US criticism of Egyptian military crackdown insufficient

We are all familiar with the frequent criticisms lodged at Washington for helping to fund (via billions of dollars in aid) the Israeli military’s occupation of the Palestinian territories. But where are the cries against the billions of dollars given to Egypt’s military, a military now engaged in one of the most shocking crackdowns on public protest?

One might expect that the Arab governments who make such criticisms when it comes to Israel would remain silent on Egypt, fearing their own destabilization. But what about the “enlightened” West? The top diplomats from the UN, the EU and the US have all verbally urged Egypt’s military generals to stop the violence, but why are they not putting their money where their mouth is?

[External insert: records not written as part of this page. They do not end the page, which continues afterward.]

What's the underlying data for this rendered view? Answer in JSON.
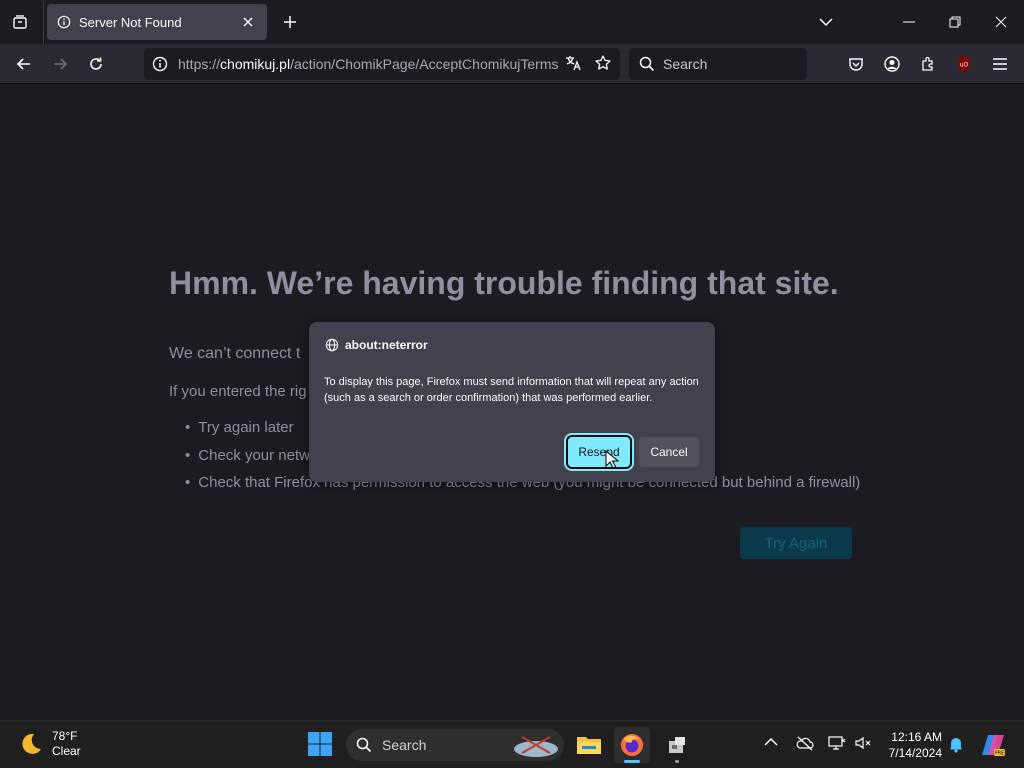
{
  "tab": {
    "title": "Server Not Found"
  },
  "navbar": {
    "url_scheme": "https://",
    "url_domain": "chomikuj.pl",
    "url_path": "/action/ChomikPage/AcceptChomikujTerms",
    "search_placeholder": "Search"
  },
  "page": {
    "title": "Hmm. We’re having trouble finding that site.",
    "line1": "We can’t connect t",
    "line2": "If you entered the rig",
    "bullets": [
      "Try again later",
      "Check your netw",
      "Check that Firefox has permission to access the web (you might be connected but behind a firewall)"
    ],
    "try_again_label": "Try Again"
  },
  "dialog": {
    "title": "about:neterror",
    "message": "To display this page, Firefox must send information that will repeat any action (such as a search or order confirmation) that was performed earlier.",
    "resend_label": "Resend",
    "cancel_label": "Cancel"
  },
  "taskbar": {
    "temperature": "78°F",
    "condition": "Clear",
    "search_placeholder": "Search",
    "time": "12:16 AM",
    "date": "7/14/2024"
  },
  "colors": {
    "accent": "#80ebff",
    "page_bg": "#1c1b22",
    "toolbar_bg": "#2b2a33",
    "dialog_bg": "#42414d"
  },
  "icons": [
    "tab-list-icon",
    "info-icon",
    "close-icon",
    "plus-icon",
    "chevron-down-icon",
    "minimize-icon",
    "restore-icon",
    "back-arrow-icon",
    "forward-arrow-icon",
    "reload-icon",
    "translate-icon",
    "star-icon",
    "search-icon",
    "pocket-icon",
    "account-icon",
    "extensions-icon",
    "ublock-icon",
    "menu-icon",
    "globe-icon",
    "moon-icon",
    "windows-start-icon",
    "file-explorer-icon",
    "firefox-icon",
    "app-icon",
    "chevron-up-icon",
    "network-icon",
    "display-icon",
    "volume-mute-icon",
    "bell-icon",
    "copilot-icon"
  ]
}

Thanks to Camp David, the US currently gives Egypt some three billion dollars in annual aid. Approximately sixty percent of those funds go directly to the military. That means that American tax dollars are essentially paying for the crackdown on the civil outcry, alongside the intimidation of attempted coverage by independent media.

The Egyptian military continues, as late as Monday night, to insist its troops are not using violence — physical or verbal — against the demonstrators. Let the pictures speak for themselves.


The text under the image explains the footage, posted December the 18th:

Egypt. [H]elmeted officers charging toward a woman in Tahrir Square, drag her on the ground, beat her with clubs and kicking her in head stomp on her stomach and breast drag her by hair also kick and clubbed people in the head ripped off the top clothing grabbing by veil beating random man and shooting live rounds into crowed. defenseless body beaten also. One soldier even pulled her veil over her head stomps on her breasts.

So why is Washington hesitating? Largely for fear of the unknown. Like Israel, the US is concerned by the developments in Cairo, but believes “better the devil you know than the devil you don’t.” Does a fear of the Egyptian Muslim Brotherhoods’ role in the country’s future justify the West’s near silence on the issue? Does such an unknown legitimize what many will see as diplomatic impotence?

The US should immediately threaten to cut off funding to Egypt (and thus its military) if it does not halt all violent acts of suppression. The cost of inaction is greater than the risk.